Когда ты отдаешь, тебе возвращается нечто в виде ответной волны. Ты преодолеваешь то, что Маркс называл отчуждением. Ты обретаешь полноту человеческого бытия — и вместе с нею подлинность.
Человек, который сам не может любить, не может отличить подлинное от неподлинного. Его можно водить за нос как угодно до тех пор, пока ты снова в нем не зажег огонь любви или этот огонь не поднялся из каких-то последних глубин и не оживил его душу.
Тогда он все поймет. Он сразу увидит, в чем отличие суррогата от подлинности, чести от бесчестия. Любовь рождает в человеке состояние «быть». Отсутствие состояния «быть» рождает в человеке состояние «иметь». Человек, погруженный в «иметь», несчастен, он мечется в аду. Но он может в нем метаться с разной скоростью, в зависимости от того, насколько в нем можно разбудить хотя бы низкую мотивацию.

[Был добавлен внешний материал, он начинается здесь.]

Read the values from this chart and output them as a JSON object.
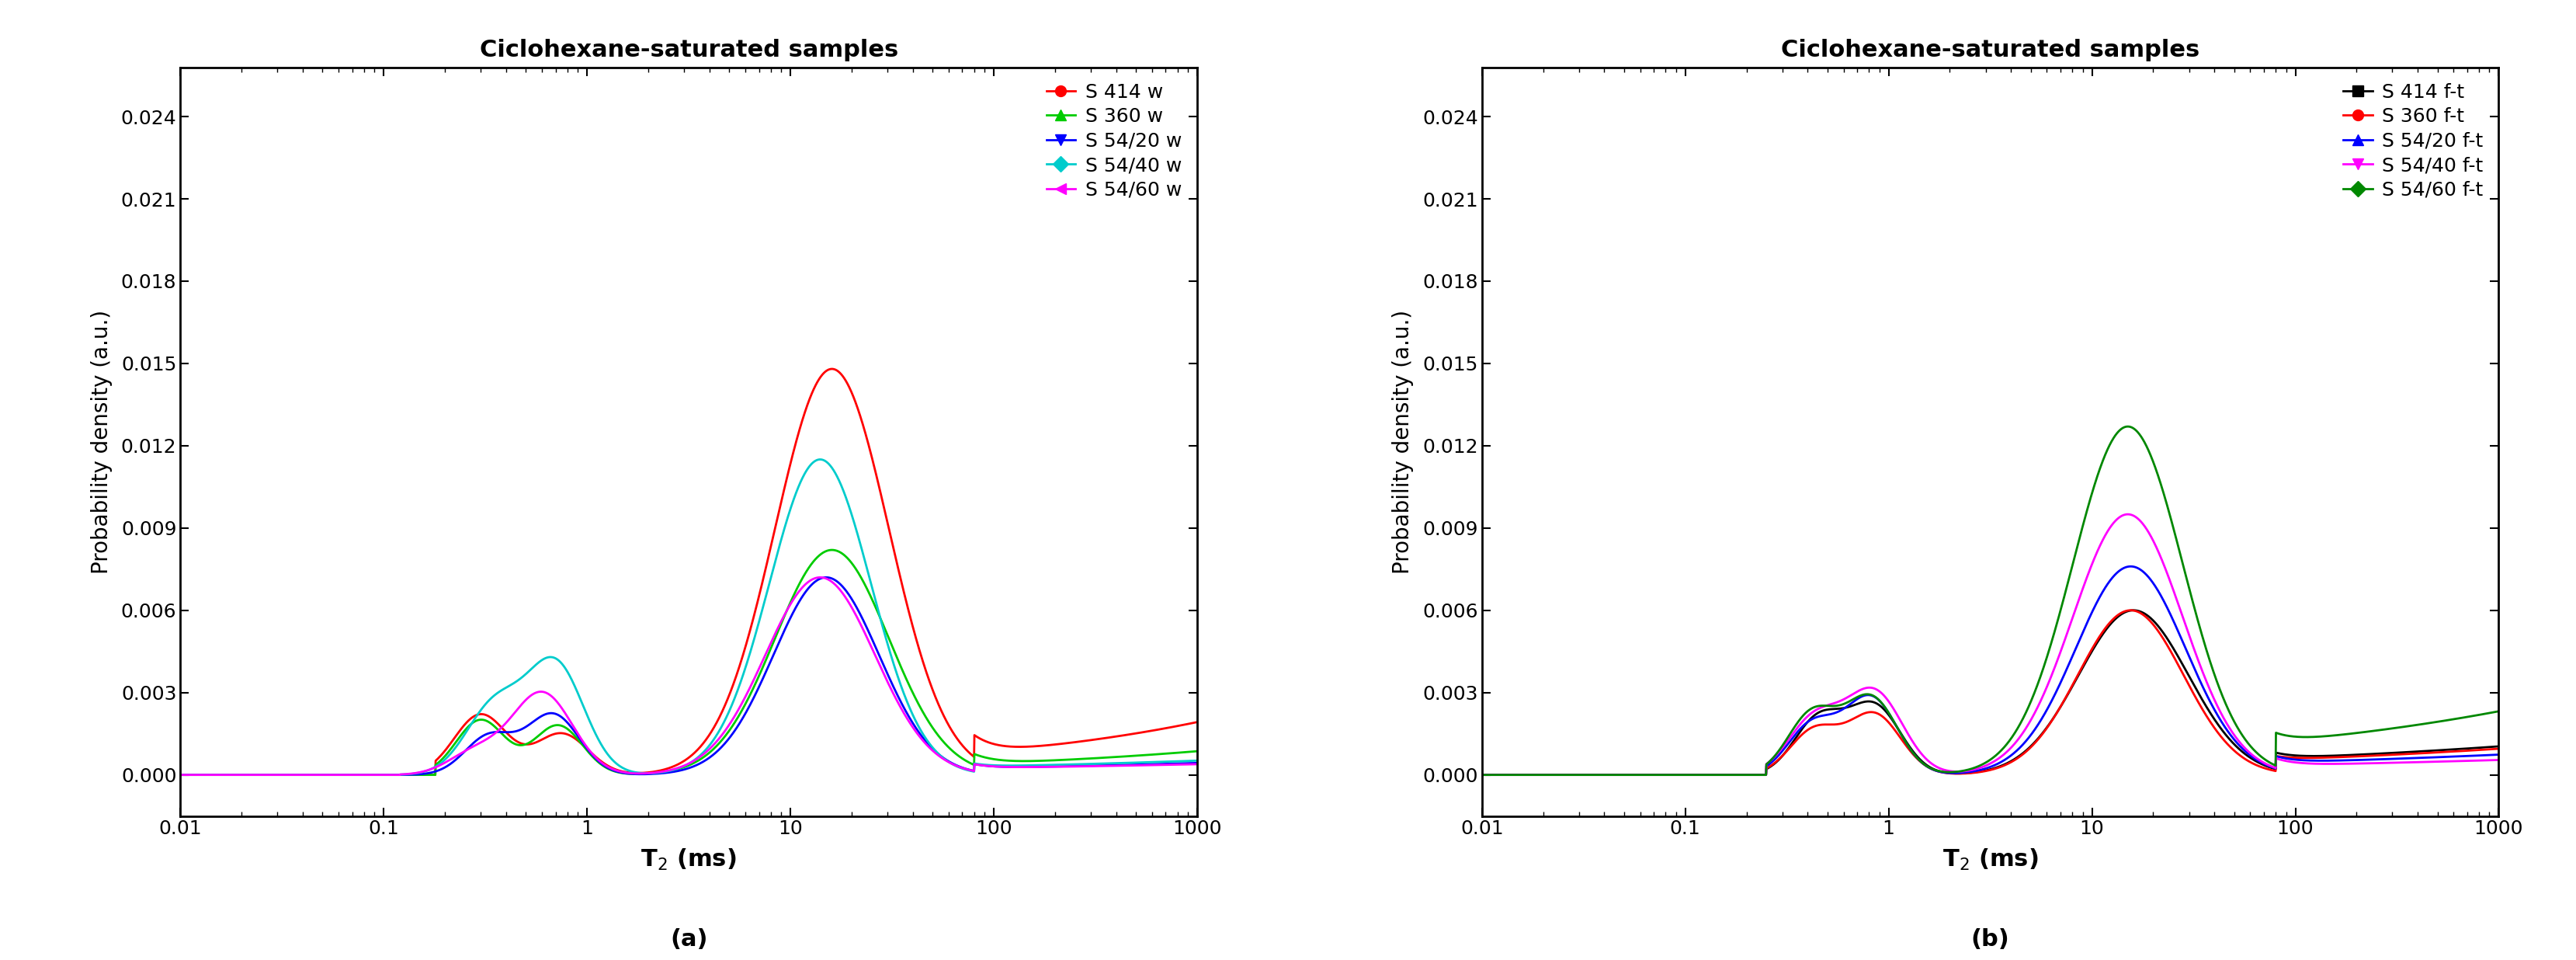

То, что предложили люди, взявшие на вооружение картину Ньютона (и, прежде всего, конечно, англичанин Локк), было связано именно с тем, как использовать вот эти метания в поисках возможности «иметь», как разбудить это «иметь», как разбудить все низменное и какие институты, учреждения, рамки надо этому поставить, чтобы оно тянуло наверх.
Позже на столетие или больше это все будет соединено с теорией Дарвина. Но еще задолго до Дарвина такая социальная модель была принята на вооружение как прямое следствие модели Ньютона.
Если мир — это безупречная машина, вращающаяся по определенным законам;
если все подчинено дифференциальным уравнениям, а все территории гладки и предсказуемы и все это напоминает заведенный механизм;
если такова реальность;
если разум, наконец, открыл нам подлинную реальность — не ту, которую дают нам наши ощущения и суеверия, а подлинную реальность, открытую только разумному, и мы теперь понимаем, что это естественно в высшем смысле слова, это хрустальная беспощадная красота природы,
— то все должно быть естественно.
Разум и природа — вот то, что заменило церковные догмы.
Вот Евангелие модерна — разум и природа. Именем природы и естественного, открытого только разуму — и этим очень сильно отличающегося от непосредственных ощущений, от заблуждений (все мы видим, что солнце всходит и заходит, а на самом деле все не так)… Вот этот настоящий мир, открытый только разуму, беспощадно красив. И если следовать законам этого мира, постигая их, и перенести эти законы на законы социума, то можно достигнуть того, что в предыдущие тысячелетия считалось невозможным, — счастья человека на земле.